While AI’s impact can already be felt across society and various industries, here are a few highlights to give a flavour of the achievements and optimism for the future.

  • AI has long been heralded to change the future of work, with some dreaming of a post-work, prosperous, society of leisure (AKA fully automated luxury communism), and others left fearing for their jobs. Already, we have seen how generative AI is being adopted across industries, automating boring tasks, increasing productivity and serving as a springboard for new ideas. With new technologies come new careers, and, with greater efficiencies, it is hoped that AI will reduce the number of hours we spend on menial tasks at work.

  • DeepMind’s AlphaFold has made great leaps in the field of Biology, applying AI to the structure of proteins, making accurate predictions and searchable 3D visualisations. The promise is that this will help us discover new drugs, roll out more vaccines and aid in the fight against antibiotic resistance. 
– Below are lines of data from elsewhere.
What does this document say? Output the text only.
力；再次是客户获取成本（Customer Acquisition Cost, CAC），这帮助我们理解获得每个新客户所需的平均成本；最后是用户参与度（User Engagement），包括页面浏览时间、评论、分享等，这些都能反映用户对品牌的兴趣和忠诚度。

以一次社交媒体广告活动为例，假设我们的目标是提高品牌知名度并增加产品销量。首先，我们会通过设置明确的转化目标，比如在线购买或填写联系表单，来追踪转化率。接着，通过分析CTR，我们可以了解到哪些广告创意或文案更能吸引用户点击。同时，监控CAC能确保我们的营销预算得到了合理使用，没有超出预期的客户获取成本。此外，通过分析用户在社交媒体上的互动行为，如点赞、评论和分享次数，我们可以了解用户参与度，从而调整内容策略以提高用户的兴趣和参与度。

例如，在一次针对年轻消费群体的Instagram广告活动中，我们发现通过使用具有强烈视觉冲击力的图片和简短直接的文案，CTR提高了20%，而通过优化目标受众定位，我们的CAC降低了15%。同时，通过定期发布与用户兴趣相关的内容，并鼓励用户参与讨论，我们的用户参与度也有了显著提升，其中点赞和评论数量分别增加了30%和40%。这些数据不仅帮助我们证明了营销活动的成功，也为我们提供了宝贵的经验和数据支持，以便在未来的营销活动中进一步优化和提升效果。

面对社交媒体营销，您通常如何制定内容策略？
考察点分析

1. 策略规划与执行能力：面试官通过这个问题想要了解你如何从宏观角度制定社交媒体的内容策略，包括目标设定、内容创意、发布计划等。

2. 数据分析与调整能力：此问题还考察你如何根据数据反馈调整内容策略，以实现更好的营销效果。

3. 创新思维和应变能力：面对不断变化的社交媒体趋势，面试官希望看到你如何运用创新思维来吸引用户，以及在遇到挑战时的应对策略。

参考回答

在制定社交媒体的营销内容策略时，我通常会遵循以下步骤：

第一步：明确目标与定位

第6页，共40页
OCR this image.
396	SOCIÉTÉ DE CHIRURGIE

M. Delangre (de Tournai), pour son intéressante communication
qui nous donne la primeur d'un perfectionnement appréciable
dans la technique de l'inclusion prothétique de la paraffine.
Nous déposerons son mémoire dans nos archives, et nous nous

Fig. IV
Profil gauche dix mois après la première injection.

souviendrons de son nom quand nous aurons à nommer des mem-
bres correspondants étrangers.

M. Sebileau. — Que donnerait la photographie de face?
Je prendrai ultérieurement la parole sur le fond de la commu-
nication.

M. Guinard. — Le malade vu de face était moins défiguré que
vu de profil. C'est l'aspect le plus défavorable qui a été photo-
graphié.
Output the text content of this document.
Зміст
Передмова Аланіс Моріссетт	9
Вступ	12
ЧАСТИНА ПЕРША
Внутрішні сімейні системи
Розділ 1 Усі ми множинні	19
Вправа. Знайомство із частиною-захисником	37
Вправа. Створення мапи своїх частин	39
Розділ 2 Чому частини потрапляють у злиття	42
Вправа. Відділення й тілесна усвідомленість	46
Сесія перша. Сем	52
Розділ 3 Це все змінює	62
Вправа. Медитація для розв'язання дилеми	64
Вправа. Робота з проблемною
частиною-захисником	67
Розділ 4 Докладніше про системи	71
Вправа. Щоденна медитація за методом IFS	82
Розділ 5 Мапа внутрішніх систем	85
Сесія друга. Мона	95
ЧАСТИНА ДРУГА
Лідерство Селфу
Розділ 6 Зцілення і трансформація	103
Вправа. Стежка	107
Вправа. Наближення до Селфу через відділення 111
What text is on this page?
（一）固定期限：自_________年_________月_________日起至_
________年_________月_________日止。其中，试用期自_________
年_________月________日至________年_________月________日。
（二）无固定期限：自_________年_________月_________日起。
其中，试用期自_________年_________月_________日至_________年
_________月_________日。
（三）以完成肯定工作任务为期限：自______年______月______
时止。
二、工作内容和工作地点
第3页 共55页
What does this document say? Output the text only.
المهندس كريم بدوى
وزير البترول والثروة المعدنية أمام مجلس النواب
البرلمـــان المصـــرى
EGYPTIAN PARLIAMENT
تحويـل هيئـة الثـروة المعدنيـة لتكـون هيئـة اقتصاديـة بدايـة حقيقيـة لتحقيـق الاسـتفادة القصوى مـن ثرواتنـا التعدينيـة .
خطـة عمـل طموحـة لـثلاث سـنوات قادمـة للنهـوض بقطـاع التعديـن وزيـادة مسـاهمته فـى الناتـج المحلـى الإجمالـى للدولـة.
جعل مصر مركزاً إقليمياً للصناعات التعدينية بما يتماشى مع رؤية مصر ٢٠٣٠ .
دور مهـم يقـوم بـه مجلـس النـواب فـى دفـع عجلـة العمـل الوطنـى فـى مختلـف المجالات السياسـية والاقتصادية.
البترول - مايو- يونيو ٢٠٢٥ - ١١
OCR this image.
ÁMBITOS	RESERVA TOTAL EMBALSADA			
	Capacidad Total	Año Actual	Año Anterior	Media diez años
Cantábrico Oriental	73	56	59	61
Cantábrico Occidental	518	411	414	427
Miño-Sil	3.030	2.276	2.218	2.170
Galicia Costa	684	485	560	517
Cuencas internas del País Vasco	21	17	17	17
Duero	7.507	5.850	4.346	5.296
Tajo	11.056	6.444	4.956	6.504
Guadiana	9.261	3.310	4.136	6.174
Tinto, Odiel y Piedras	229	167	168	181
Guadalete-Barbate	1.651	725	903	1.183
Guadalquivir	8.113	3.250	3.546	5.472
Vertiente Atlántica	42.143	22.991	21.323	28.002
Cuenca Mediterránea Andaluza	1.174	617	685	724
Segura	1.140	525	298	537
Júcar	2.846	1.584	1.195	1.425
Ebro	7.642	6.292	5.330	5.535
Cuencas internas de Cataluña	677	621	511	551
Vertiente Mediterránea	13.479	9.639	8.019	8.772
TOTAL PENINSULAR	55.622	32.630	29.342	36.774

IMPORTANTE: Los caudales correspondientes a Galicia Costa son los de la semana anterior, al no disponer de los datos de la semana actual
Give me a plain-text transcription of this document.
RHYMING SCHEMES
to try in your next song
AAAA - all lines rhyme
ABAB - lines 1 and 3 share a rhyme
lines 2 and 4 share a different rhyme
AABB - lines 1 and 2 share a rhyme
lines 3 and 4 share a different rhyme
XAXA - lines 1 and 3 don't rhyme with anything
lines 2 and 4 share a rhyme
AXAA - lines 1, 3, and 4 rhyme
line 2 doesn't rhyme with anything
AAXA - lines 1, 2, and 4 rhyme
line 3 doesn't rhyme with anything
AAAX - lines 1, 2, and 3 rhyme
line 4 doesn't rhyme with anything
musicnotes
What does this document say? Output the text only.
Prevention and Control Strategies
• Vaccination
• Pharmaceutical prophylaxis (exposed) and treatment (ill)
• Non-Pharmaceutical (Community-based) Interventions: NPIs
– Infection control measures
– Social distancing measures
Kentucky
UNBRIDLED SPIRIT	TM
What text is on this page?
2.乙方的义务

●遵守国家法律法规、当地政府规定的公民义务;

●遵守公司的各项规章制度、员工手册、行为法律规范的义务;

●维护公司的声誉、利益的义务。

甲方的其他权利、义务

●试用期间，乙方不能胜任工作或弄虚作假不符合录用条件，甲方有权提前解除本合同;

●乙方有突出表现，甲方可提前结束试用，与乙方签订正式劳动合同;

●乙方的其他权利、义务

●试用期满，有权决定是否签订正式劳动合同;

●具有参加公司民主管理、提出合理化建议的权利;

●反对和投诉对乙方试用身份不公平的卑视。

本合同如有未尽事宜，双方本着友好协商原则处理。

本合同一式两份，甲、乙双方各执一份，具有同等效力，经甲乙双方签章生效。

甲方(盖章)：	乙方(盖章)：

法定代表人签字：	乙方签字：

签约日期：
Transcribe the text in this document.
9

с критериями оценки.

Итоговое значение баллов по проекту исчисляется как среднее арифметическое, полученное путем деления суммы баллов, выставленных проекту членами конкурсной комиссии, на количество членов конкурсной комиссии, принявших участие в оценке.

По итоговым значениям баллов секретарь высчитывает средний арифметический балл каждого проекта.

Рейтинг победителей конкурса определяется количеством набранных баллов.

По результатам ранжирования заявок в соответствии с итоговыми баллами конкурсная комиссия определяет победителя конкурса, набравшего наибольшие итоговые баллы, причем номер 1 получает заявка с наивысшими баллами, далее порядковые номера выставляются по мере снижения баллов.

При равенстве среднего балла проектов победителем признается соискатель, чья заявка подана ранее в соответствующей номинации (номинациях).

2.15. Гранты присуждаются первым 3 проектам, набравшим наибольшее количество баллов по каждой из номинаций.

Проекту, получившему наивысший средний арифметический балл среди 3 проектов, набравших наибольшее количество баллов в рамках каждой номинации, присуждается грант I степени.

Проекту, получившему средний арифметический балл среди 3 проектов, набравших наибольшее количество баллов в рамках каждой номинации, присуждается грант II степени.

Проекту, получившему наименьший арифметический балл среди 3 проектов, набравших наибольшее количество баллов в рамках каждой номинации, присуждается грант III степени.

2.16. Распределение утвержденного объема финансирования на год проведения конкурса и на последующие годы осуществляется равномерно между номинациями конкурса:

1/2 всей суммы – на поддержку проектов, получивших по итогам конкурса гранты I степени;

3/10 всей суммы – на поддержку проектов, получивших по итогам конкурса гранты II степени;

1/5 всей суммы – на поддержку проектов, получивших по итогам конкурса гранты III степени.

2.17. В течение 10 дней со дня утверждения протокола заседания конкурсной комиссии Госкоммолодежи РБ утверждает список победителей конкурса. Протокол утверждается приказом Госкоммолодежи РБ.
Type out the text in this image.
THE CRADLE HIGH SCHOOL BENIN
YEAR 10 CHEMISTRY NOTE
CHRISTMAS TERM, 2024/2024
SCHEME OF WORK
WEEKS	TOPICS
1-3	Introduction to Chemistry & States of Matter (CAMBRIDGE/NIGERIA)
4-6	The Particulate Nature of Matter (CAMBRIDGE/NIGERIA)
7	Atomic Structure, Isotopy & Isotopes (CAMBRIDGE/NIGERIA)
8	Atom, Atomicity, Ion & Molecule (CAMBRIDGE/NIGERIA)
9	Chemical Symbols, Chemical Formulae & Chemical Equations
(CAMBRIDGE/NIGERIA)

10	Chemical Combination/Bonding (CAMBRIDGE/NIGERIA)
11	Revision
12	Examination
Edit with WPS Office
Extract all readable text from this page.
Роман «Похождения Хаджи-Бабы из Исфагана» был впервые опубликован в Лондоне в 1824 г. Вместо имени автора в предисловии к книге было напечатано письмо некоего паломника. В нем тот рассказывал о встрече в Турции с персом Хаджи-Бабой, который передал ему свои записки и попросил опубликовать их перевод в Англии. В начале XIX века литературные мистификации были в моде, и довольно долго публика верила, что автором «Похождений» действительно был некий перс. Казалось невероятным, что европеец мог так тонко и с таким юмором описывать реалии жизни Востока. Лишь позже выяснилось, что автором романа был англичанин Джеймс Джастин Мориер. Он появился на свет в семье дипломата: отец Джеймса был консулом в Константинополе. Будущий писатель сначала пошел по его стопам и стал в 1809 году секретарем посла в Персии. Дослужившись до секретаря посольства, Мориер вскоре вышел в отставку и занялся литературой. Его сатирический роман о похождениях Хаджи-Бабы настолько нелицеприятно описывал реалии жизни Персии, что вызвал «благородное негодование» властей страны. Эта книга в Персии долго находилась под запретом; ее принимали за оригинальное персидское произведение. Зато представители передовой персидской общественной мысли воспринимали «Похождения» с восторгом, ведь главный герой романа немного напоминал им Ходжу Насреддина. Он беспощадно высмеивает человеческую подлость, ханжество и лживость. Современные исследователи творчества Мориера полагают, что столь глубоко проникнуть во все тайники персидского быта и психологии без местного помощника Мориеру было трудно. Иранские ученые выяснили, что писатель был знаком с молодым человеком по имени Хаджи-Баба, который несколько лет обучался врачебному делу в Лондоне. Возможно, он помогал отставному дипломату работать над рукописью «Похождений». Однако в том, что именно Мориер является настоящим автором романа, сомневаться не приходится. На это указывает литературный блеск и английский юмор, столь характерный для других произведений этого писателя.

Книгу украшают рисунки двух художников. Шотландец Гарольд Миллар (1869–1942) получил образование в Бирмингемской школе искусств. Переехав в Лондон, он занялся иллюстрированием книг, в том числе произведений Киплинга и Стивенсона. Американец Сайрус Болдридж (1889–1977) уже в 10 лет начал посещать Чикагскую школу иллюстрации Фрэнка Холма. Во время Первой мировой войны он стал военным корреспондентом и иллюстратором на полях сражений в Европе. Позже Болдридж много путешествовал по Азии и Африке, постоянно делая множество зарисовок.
  • Despite the concern around the impact on education, there have been predictions that AI will revolutionise the very methodology of learning by democratising personalised tutoring at a mass scale, around the world. Such a digital curriculum could profile students as they learn, tweaking their education to match their needs, helping ensure maximal value for students and fostering more of their full potential.

  • In the era of climate change, AI holds great promise in slowing down the unfolding catastrophe. Through optimising grid systems, reducing energy inefficiencies, and improving forecasting and predictions, AI is already playing a part in tracking and reducing emissions.

  • AI has been rolled out in cancer screening and imaging processes, helping reduce the time needed to identify cancer, to a high degree of confidence. The appropriate role of AI is an on-going conversation, but at the moment it is verified by radiologists and has been particularly fruitful in breast and lung cancer cases. The hope is that these systems will improve, driving further efficiency and leading to better outcomes for patients over time through ‘precision oncology’ (the selection of a patient’s therapy based on their tumour’s molecular profile).

The state of AI in contemporary society demands our attention and proactive measures. While concerns of an AI-induced doomsday scenario capture the public imagination, it is vital not to neglect the pressing challenges posed by current forms of AI. By addressing the biases, misinformation, ethical concerns, and regulatory needs associated with ANI, we can also better prepare ourselves for the potential risks of ASI. This requires ethical research, effective regulation, comprehensive education, and meaningful inclusion of stakeholders. Moreover, as AI operates within a globalised, mostly capitalist world, reevaluating our values and prioritising the well-being of people and the planet are essential steps toward fostering a responsible and sustainable AI-driven future. Only by transcending profit-driven models and embracing holistic approaches can we navigate the complex landscape of AI and its potential impacts on society.